Culinary History,  Food History,  Health,  Salad

Rustic and Fresh Salad

It’s almost spring here in the Northern Hemisphere and the beautiful weather has put me in the taste for a good, fresh salad. Time to shed the heavy (though delicious) flavors of winter and fall and turn to more healthy and fresh tastes. Maybe those New Year’s resolutions don’t have to die after all! 🙂

I don’t know about you, but when I think healthy, I usually think of smoothies and salads. Salad may seem boring and plain, but it actually has an interesting and complicated history. Since time began, man has been eating some sort of natural element from the earth. Be it grain, fruit, or leafy greens. Produce and its cultivation have largely occupied mankind’s time.

The English word “salad” stems from the Latin word “sal” meaning salt. And this reflects the origins of the salad. They were first eaten by Greeks, Romans and Persians as a dish of salted vegetables often served with a dressing of oil and vinegar. It puts me in mind of pickles almost. They were rustic and hearty.

Salads eventually found their way all across the world from France to England and later America. Through the years, they have endured the ups and downs of various arguments about whether or not they were truly healthy for us or not! Many people use to believe that eating such “animal food” would hurt the human digestive system!
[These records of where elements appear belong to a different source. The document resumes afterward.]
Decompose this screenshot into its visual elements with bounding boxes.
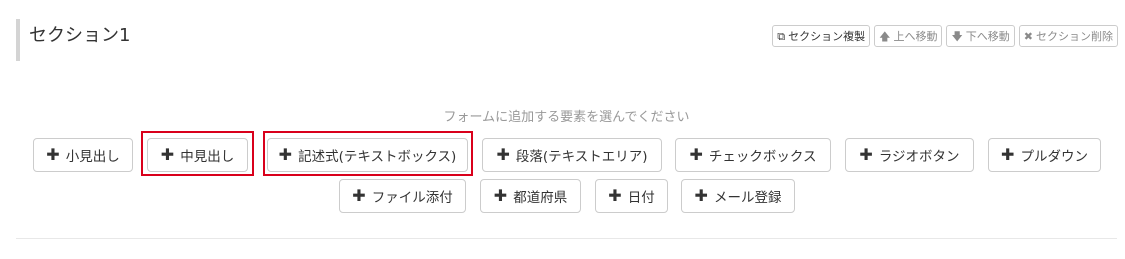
plus-icon: ✚ xyxy=(278,145,293,164)
move-up-label: 上へ移動 xyxy=(893,30,938,43)
arrow-up-icon: 🡅 xyxy=(879,29,891,43)
add-element-label: ラジオボタン xyxy=(878,149,960,165)
add-element-label: チェックボックス xyxy=(708,149,817,165)
add-element-label: 段落(テキストエリア) xyxy=(515,149,648,165)
form-builder-section: セクション1 ⧉ セクション複製 🡅 上へ移動 🡇 下へ移動 ✖ セクション削除… xyxy=(0,0,1125,259)
plus-icon: ✚ xyxy=(608,186,622,205)
section-accent-bar xyxy=(16,19,20,61)
plus-icon: ✚ xyxy=(689,145,703,164)
add-element-label: 小見出し xyxy=(65,149,120,165)
plus-icon: ✚ xyxy=(160,145,175,164)
section-title: セクション1 xyxy=(29,25,131,46)
add-element-label: プルダウン xyxy=(1020,149,1088,165)
plus-icon: ✚ xyxy=(493,186,508,205)
add-file-attachment-button[interactable]: ✚ ファイル添付 xyxy=(339,179,466,213)
section-toolbar: ⧉ セクション複製 🡅 上へ移動 🡇 下へ移動 ✖ セクション削除 xyxy=(772,25,1118,47)
plus-icon: ✚ xyxy=(859,145,873,164)
delete-section-label: セクション削除 xyxy=(1036,30,1113,43)
add-prefecture-button[interactable]: ✚ 都道府県 xyxy=(480,179,581,213)
plus-icon: ✚ xyxy=(694,186,708,205)
add-element-label: 都道府県 xyxy=(513,190,568,206)
add-dropdown-button[interactable]: ✚ プルダウン xyxy=(988,138,1101,172)
move-up-button[interactable]: 🡅 上へ移動 xyxy=(874,25,943,47)
add-medium-heading-button[interactable]: ✚ 中見出し xyxy=(147,138,248,172)
add-text-input-button[interactable]: ✚ 記述式(テキストボックス) xyxy=(267,138,468,172)
duplicate-section-button[interactable]: ⧉ セクション複製 xyxy=(772,25,871,47)
add-element-label: 中見出し xyxy=(180,149,235,165)
plus-icon: ✚ xyxy=(352,186,366,205)
delete-section-button[interactable]: ✖ セクション削除 xyxy=(1018,25,1118,47)
add-email-registration-button[interactable]: ✚ メール登録 xyxy=(681,179,795,213)
add-element-prompt: フォームに追加する要素を選んでください xyxy=(443,110,690,125)
close-icon: ✖ xyxy=(1023,29,1033,43)
add-date-button[interactable]: ✚ 日付 xyxy=(595,179,668,213)
arrow-down-icon: 🡇 xyxy=(951,29,963,43)
add-element-label: メール登録 xyxy=(713,190,782,206)
add-element-label: 記述式(テキストボックス) xyxy=(298,149,457,165)
add-textarea-button[interactable]: ✚ 段落(テキストエリア) xyxy=(482,138,662,172)
plus-icon: ✚ xyxy=(46,145,60,164)
plus-icon: ✚ xyxy=(496,145,510,164)
add-radio-button[interactable]: ✚ ラジオボタン xyxy=(845,138,974,172)
add-element-label: ファイル添付 xyxy=(371,190,453,206)
plus-icon: ✚ xyxy=(1001,145,1015,164)
section-divider xyxy=(16,238,1117,239)
duplicate-section-label: セクション複製 xyxy=(788,30,866,43)
add-checkbox-button[interactable]: ✚ チェックボックス xyxy=(675,138,831,172)
copy-icon: ⧉ xyxy=(777,29,786,43)
add-element-label: 日付 xyxy=(627,190,655,206)
move-down-label: 下へ移動 xyxy=(965,30,1010,43)
move-down-button[interactable]: 🡇 下へ移動 xyxy=(946,25,1015,47)
add-small-heading-button[interactable]: ✚ 小見出し xyxy=(33,138,133,172)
Salads have come a long way since their days as a humble side dish of greens dripping liquid. The modern salad now is full of not just a mixture of leafy greens like spinach, bibb and arugula, but also other delicious nutrient dense foods like cheese, fruit and nuts as well as other vegetables like tomatoes, cucumbers, carrots, broccoli, avocado, radishes, peppers and celery.

One Comment

  • Dawn

    Our family loves making power bowls using green salad as the base.
    It’s like having a blank green canvass that you can “paint” with a
    world of different vegetables! YUM!